Cardiovascular effects of noradrenaline microinjected into the insular cortex of unanesthetized rats.

The insular cortex (IC) has been reported to be involved in central cardiovascular control. In the present study, we investigated the cardiovascular responses evoked by microinjection of noradrenaline into the IC as well as the central and peripheral mechanisms involved in their mediation. Microinjection of noradrenaline into the IC (3, 7, 10, 15, 30 and 45 nmol/100 nL) caused long-lasting dose-related pressor and bradycardiac responses. The cardiovascular responses evoked by 15 nmol of noradrenaline were blocked by IC pretreatment with WB4101 or 5-methyl-urapidil, selective α(1)-adrenoceptor antagonists.
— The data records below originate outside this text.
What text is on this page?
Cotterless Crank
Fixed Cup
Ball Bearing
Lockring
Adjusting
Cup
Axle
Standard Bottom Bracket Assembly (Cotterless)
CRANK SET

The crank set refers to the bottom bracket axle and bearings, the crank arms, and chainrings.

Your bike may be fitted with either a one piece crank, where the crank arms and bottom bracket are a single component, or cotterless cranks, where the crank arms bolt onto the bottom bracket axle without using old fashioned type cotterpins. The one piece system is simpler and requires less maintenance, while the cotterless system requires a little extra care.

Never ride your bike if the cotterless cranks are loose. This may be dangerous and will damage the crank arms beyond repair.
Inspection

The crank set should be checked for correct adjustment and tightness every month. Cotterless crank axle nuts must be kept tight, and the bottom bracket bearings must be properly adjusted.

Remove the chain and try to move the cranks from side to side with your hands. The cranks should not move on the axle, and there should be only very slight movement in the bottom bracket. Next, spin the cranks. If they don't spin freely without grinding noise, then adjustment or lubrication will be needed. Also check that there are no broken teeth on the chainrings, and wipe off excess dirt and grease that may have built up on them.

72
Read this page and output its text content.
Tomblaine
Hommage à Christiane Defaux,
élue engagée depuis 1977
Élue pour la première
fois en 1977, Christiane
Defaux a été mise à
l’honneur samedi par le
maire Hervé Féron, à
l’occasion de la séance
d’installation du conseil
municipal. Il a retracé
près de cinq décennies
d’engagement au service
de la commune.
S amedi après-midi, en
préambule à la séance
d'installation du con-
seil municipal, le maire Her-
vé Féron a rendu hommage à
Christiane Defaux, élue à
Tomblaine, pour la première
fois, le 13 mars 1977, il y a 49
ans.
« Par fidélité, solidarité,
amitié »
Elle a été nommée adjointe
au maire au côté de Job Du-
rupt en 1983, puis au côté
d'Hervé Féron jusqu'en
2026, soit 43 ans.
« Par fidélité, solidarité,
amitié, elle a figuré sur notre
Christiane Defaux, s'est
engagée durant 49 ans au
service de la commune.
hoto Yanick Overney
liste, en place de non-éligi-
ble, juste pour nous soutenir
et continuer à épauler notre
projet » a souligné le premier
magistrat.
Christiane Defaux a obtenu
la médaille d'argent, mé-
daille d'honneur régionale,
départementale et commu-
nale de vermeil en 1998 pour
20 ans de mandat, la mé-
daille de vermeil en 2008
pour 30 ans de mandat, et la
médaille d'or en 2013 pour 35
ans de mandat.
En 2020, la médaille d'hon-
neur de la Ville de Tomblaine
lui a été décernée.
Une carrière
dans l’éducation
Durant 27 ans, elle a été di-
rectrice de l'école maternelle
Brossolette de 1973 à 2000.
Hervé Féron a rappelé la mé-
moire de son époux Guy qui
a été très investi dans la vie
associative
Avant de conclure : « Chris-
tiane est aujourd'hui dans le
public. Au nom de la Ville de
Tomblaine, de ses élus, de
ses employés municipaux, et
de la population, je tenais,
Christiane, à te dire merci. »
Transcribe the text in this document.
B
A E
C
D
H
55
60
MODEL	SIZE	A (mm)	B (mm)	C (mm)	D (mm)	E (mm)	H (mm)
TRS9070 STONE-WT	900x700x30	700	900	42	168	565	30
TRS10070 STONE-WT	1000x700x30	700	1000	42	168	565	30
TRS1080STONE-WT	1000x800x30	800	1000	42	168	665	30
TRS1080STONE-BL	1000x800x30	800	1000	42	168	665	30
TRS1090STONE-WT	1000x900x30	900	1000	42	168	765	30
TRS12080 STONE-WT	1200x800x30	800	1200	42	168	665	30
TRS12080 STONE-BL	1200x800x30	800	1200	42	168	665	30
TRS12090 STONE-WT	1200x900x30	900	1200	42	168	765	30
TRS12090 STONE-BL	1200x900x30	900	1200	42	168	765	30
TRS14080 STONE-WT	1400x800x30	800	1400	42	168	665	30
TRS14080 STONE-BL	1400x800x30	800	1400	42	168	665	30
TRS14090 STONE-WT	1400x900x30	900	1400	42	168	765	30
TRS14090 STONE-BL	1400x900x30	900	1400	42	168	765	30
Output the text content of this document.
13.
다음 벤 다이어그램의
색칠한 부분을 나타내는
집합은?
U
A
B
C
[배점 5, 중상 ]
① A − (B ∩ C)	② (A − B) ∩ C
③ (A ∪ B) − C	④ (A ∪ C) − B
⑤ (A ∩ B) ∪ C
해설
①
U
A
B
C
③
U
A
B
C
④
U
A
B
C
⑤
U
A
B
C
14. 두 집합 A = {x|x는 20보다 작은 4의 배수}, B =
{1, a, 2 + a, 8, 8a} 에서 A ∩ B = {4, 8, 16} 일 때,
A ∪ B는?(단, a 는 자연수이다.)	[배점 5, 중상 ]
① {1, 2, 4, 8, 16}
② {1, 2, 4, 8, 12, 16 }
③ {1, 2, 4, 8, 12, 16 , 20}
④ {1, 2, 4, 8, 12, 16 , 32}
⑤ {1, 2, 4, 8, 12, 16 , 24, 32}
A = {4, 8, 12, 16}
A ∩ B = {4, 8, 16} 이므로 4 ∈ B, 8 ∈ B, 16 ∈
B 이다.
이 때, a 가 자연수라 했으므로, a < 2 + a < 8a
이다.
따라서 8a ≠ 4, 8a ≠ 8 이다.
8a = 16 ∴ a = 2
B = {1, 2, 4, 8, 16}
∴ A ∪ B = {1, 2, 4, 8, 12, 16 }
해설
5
IC pretreatment with either the selective α(2)-adrenoceptor antagonists RX821002 or the β-adrenoceptor antagonist propranolol did not affect noradrenaline cardiovascular responses. Noradrenaline cardiovascular responses were mimicked by microinjection of the selective α(1)-adrenoceptor agonist phenylephrine into the IC, thus reinforcing the idea that α(1)-adrenoceptors mediate cardiovascular responses to noradrenaline microinjected into the IC. The pressor response to noradrenaline microinjection was potentiated by i.v. pretreatment with the ganglion blocker pentolinium and inhibited by i.v. pretreatment with the selective V(1)-vasopressin receptor antagonist dTyr(CH(2))(5)(Me)AVP. The bradycardiac response to noradrenaline microinjection into the IC was abolished by pretreatment with either pentolinium or the V(1)-vasopressin receptor antagonist, indicating its reflex origin. In conclusion, our results suggest that pressor response evoked by microinjection of noradrenaline into the IC involve the activation of IC α(1)-adrenoceptors to cause the release of vasopressin into the circulation.